Do not be afraid to reward ourselves along the way or to take some profits off the table, be it to pamper ourselves with dividends collected over the years or give ourselves a treat from a tidy capital gains.
Recently 1 of my friend - I.T asked me what she should do with her Singtel shares when she realised it had hit >$5 (she bought at $2.60+ years ago), as she was worried whether the price may drop. I shared with her my thought (NOT allowed to advise) - Ask herself if the current dividend yield at her buy price meets her investing thesis or target yield. If yes, and she doesn't need the money or have nowhere else to deploy, then can consider leaving it. But if she wants to take some profit now, then can always consider selling partial to collect some "dividends" upfront years in advance and to avoid the FOMO of losing out on the gains if she thinks the price may drop.

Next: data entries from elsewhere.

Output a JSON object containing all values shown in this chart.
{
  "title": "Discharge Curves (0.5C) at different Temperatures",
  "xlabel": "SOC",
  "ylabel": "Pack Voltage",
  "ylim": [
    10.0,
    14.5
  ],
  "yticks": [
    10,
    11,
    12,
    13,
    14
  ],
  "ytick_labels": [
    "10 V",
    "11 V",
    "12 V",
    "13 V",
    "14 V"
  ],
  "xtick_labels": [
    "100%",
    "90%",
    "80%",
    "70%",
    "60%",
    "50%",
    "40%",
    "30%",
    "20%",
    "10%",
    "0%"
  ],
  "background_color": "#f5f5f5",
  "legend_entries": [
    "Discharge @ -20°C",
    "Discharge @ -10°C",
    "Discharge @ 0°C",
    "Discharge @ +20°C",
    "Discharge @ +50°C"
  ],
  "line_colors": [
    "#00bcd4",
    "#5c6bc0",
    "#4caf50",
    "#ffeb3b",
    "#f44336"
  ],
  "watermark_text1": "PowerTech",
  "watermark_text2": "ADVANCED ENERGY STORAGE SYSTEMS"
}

Remember - We don't have to aim to be the biggest winner or make the most amount of monies in our investing journey, but we need to have resources, stamina and determination to complete the journey.
My MoneyandHealth's words of wisdom:
[Financial literacy and investing is a lifelong journey... By penning my thoughts above in real life experience, I hope to raise the financial mindfulness and personal finance knowledge that can be accumulated and compound to be transformative in our financial journey!
You may be a financial savvy expert who already know most of the pointers mentioned above, or you could be a money noob who could benefit from incorporating several of the above factors into your life. No matter what, I hope you have absorbed some nuggets of wisdom or at least gave you some food for thought as you embark on your own financial journey😁]
To your money and health,
Mr MoneyandHealth (Mr MH) 🥰
Disclaimer: The author is NOT endorsed by any companies mentioned above to write this post. The author may have been, is still vested, will be investing into several of the companies mentioned above. The above article is purely the author expressing his layman views and babbling nonsense, please forgive if it doesn't make sense. The above article is NOT financial advice, and NOT a recommendation to buy or sell any stocks or REITs. Pls do your own due diligence and/or consult a qualified financial advisor before making any moves or taking any actions. Pls note that past performance or track records is not an indicator or guarantee of future performance or potential.